У древних греков искусство повествует о веке, у Микеланджело — о человеке. Это история отдельной человеческой души. Мы видим как бы два типа универсализма. Универсализм эпохи у античных мастеров и универсализм личности у Микеланджело.

Второй тип мне особенно импонирует, потому что рождение человека зависит от его собственных усилий».

Дальнейшие записи Павлинова несколько сумбурны и отрывочны. Я сейчас дам их «реставрацию».

«Создание человека — даже создание его художником из камня — лишь начало самосоздания. О готических соборах кто-то написал, что в них, кажется, сам камень молится. О фигурах Микеланджело можно, наверное, написать, что в них, кажется, сам камень созидает себя, стремясь к завершению, к осуществлению заложенного в нем образа.

Эта же печать неоконченности и на его сонетах. Порой возникает странная мысль, что он любил все рожденное не до конца, все выявленное неполностью, потому что это говорило ему о нераскрытых творческих силах мира.

Он и в себе, вероятно, ощущал незавершенность. И это делало его иногда, как писали современники, „унылым“, „мрачным“, „странным“. Почему? Это извечный парадокс: созидание, даже гениальное, легче само-созидания. „Ранить“ резцом камень легче, точнее, не так больно, как ранить собственную душу».

В этой записи сам Павлинов, пожалуй, интереснее… Микеланджело. Мы теперь уже в лаборатории не мысли, а в лаборатории души, которую он часто ранил, и «умышленно», во время самосозидания, и нечаянно.

Но он умел уходить в мысль. Уходить в мысль от душевной боли. И наверное, именно потому, что он «уходил в мысль», она часто бывала неожиданной, как неожиданны улицы, по которым мы от чего-то убегаем, не разбирая дороги. Но поскольку был он натурой цельной, то при всей неожиданности это все же были улицы его мира.

«Эпоха Возрождения раскрыла с трагической выпуклостью и могущество, и бессилие человека, и, возможно, именно в этот момент была задумана новая фантастическая ветвь, в рождении которой мы участвуем сегодня. Байрон — это позднее и, как все поздние дети, странное дитя Ренессанса — имел дочь, которая и была создателем первой, говоря нынешней терминологией, электронно-вычислительной машины. Но мы по-прежнему романтически воспринимаем отца и забываем о его неромантической дочери. Если бы „гений эволюции“ умел улыбаться… Я об этом, кажется, уже писал».
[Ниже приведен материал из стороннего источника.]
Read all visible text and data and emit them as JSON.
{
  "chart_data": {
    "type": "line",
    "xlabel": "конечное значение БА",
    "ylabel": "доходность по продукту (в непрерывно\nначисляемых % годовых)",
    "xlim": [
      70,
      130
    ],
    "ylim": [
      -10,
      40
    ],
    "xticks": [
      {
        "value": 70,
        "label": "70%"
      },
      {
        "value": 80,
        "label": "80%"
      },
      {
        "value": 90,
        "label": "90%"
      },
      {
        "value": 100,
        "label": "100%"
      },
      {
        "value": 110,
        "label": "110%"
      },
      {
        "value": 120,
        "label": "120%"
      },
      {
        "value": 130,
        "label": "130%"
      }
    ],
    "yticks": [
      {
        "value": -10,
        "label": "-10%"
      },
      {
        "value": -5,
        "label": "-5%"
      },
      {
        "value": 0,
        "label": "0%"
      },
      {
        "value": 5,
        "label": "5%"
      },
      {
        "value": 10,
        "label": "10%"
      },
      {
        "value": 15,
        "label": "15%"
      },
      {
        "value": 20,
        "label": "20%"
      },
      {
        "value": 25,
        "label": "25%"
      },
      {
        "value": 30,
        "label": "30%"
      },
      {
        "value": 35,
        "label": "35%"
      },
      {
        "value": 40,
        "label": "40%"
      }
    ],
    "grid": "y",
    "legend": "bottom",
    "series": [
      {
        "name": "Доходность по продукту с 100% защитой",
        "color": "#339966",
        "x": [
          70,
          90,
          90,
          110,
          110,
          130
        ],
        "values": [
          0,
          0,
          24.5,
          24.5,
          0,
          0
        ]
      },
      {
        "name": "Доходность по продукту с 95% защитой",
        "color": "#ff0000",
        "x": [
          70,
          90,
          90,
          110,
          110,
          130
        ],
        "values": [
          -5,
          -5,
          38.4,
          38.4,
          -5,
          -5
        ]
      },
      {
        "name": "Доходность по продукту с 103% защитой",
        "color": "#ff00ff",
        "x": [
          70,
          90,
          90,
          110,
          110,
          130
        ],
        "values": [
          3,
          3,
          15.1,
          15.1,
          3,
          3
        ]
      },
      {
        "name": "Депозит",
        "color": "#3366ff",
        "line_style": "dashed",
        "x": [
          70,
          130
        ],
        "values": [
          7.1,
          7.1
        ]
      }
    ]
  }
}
И он опять возвращается от ума к сердцу, потому что все же, думаю, сердце было у него стабильнее ума.

«Особенность нравственных истин в том, что открыть и понять их гораздо легче, чем жить по ним. Вторая особенность нравственных истин: если человек думал и страдал сам, то открытие того, что было открыто раньше, все-таки нужно, это не „изобретение велосипеда“, это подлинное открытие».

Он сердцем и мыслил.

«В чем отличие энциклопедизма от универсализма?» — задавал он неожиданный, в сущности, достаточно «алгебраический» вопрос. И отвечал на него не умом, нет — сердцем.

«Энциклопедизм — уютен; даже читая Дидро, чувствуешь уют парижских салонов, увлекательных бесед, очаровательного общения с умными женщинами. Универсализм — неуютен, это сам неуют, это распахнутость во Вселенную, это Рильке, закрывающий собой амбразуру, через которую должны ворваться в нашу обыденность кометы и, может быть, даже созвездия. Универсализм — трагичен. Любой универсальный человек бросает вызов миру».

Тут, наверное, уместно воспользоваться известным сопоставлением — по Леонардо — жизни художника, живописца и скульптора.

Мы уже упоминали о том, что живописец по Леонардо, работает в светлой комнате, руки его и лицо чисты, он имеет красивый вид, его услаждает музыка. А ваятель в неистовой борьбе с камнем потен, запылен, «весь, словно мукой, обсыпанный мраморной пылью… кажется пекарем; он весь и покрыт мелкими осколками, словно его занесло снегом, а жилище запачкано и полно каменных осколков и пыли».